Abstract

ABSTRACT This article focuses on the completely neglected relation between Collingwood and Heidegger's concepts of metaphysics by highlighting their respective reactions to Alfred J. Ayer and Rudolf Carnap. In his article “The Elimination of Metaphysics through Logical Analysis of Language” from 1931, Carnap exposed the metaphysical statements, used by Heidegger in his inaugural lecture What is Metaphysics?, as pseudo-statements. Three years later, Ayer published the article “Demonstration of the Impossibility of Metaphysics”. In the late 1930s, Ayer's position was attacked by Collingwood in An Essay on Metaphysics.

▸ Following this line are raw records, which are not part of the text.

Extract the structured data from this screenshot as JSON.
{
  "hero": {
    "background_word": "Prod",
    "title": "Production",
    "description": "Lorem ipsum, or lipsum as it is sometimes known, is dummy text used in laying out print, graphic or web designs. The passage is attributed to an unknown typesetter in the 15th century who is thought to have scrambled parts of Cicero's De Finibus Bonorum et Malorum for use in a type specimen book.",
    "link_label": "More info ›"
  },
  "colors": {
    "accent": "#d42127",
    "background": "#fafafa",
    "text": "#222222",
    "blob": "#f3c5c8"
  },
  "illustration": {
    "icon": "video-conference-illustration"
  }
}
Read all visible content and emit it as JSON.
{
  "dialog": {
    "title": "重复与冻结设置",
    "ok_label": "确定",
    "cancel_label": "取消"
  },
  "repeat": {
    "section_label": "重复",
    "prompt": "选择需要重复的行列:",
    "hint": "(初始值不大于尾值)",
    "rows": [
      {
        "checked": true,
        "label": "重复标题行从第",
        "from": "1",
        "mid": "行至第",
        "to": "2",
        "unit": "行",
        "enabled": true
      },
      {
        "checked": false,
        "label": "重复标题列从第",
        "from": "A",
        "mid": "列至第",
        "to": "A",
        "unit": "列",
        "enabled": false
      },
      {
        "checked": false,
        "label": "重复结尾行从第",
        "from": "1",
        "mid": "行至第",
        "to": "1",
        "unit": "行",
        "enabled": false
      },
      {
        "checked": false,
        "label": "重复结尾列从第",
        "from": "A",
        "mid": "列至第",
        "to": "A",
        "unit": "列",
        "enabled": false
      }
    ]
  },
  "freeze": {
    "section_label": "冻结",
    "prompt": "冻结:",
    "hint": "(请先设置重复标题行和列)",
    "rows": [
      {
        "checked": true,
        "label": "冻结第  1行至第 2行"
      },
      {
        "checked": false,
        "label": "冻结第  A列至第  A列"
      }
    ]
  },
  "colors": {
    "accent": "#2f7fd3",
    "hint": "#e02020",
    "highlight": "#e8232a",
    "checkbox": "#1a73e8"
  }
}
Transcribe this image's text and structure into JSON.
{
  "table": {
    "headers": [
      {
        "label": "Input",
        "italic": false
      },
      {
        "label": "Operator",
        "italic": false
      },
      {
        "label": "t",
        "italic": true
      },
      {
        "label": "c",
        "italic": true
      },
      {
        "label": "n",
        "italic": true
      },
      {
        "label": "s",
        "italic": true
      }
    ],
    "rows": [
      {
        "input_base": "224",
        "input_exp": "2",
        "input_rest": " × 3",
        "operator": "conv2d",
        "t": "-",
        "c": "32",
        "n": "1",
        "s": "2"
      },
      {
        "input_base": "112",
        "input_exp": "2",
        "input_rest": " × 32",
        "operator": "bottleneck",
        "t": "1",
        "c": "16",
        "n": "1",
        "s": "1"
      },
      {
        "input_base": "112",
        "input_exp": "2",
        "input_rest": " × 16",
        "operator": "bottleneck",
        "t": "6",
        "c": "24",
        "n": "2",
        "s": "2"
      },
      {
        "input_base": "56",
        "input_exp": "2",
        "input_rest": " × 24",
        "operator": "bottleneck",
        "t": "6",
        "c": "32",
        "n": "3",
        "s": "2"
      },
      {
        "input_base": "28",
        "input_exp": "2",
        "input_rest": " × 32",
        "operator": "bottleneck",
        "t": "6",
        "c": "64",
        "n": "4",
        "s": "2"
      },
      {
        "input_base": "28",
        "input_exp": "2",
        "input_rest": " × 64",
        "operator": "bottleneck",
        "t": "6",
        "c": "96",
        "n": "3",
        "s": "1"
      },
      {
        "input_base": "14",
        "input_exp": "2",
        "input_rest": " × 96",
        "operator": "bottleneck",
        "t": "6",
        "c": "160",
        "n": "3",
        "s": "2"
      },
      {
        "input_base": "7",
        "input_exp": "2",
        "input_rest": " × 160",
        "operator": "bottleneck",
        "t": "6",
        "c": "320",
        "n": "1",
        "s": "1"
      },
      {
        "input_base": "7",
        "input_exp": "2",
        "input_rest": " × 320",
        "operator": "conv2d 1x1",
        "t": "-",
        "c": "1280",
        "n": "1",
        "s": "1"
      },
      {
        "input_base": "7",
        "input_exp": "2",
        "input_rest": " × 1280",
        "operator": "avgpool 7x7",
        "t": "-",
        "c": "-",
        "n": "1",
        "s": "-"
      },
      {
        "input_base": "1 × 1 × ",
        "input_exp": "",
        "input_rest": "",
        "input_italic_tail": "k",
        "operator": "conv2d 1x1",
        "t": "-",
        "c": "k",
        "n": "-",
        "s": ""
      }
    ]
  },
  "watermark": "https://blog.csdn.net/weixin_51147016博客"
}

In the British debate, the tables of the German debate were thus turned. Whereas the analytic philosopher Carnap reacted against the metaphysician Heidegger, the metaphysician Collingwood reacted against the analytic philosopher Ayer. Accordingly, a correct understanding and evaluation of the relation between Collingwood's and Heidegger's concepts of metaphysics are dependent on knowledge of their respective reactions to Ayer and Carnap. Three steps are taken. First, the discussion between Carnap and Heidegger is presented. Second, the friction between Ayer and Collingwood is outlined. In the final section, the similarities and differences between Collingwood and Heidegger's concepts of metaphysics are explored and situated within their divergent views on the Western history of philosophy.